Among others, below are some of the significant changes to existing regulations since HIPAA was enacted over fifteen years ago:
- modification to the standard for reporting breaches of unsecured personal health information (PHI);
- extension of HHS enforcement authority over business associates;
- expansion of the definition of the term business associate to include Health Information Organizations, E-prescribing Gateways, entities that provide data transmission services for PHI and which require routine access to such PHI, and personal health record vendors;
- modifications to the requirements for business associate agreements;
- new obligations for business associates to enter into business associate agreements with their own subcontractors;
- the removal of limitations on the liability of covered entities for the acts and omissions of business associates;
- changes to the requirements for notices of privacy practices;
- new limitations on the sale of PHI;
- new limitations on and clarifications concerning the use and disclosure of PHI for marketing;
- relaxation of certain limitations on the use of PHI for fundraising;
- improvement to the regulations concerning authorizations for the use or disclosure of PHI for research.

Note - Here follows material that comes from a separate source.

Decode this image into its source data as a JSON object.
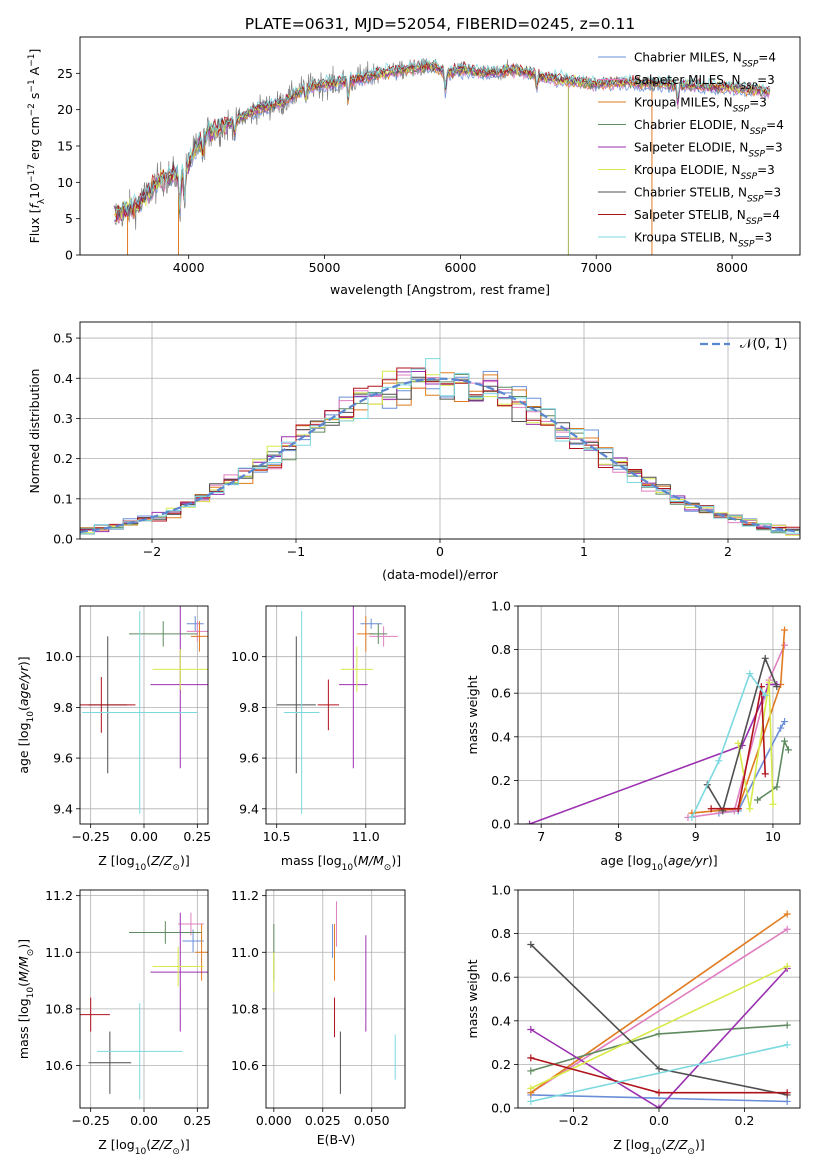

The HIPAA Privacy and Security Rules have focused on health care providers, health plans and other entities that process health insurance claims. The changes announced expand many of the requirements to business associates of these entities that receive protected health information, such as contractors and subcontractors. Some of the largest breaches reported to HHS have involved business associates. Penalties are increased for noncompliance based on the level of negligence with a maximum penalty of $1.5 million per violation. The changes also strengthen the Health Information Technology for Economic and Clinical Health (HITECH) Breach Notification requirements by clarifying when breaches of unsecured health information must be reported to HHS.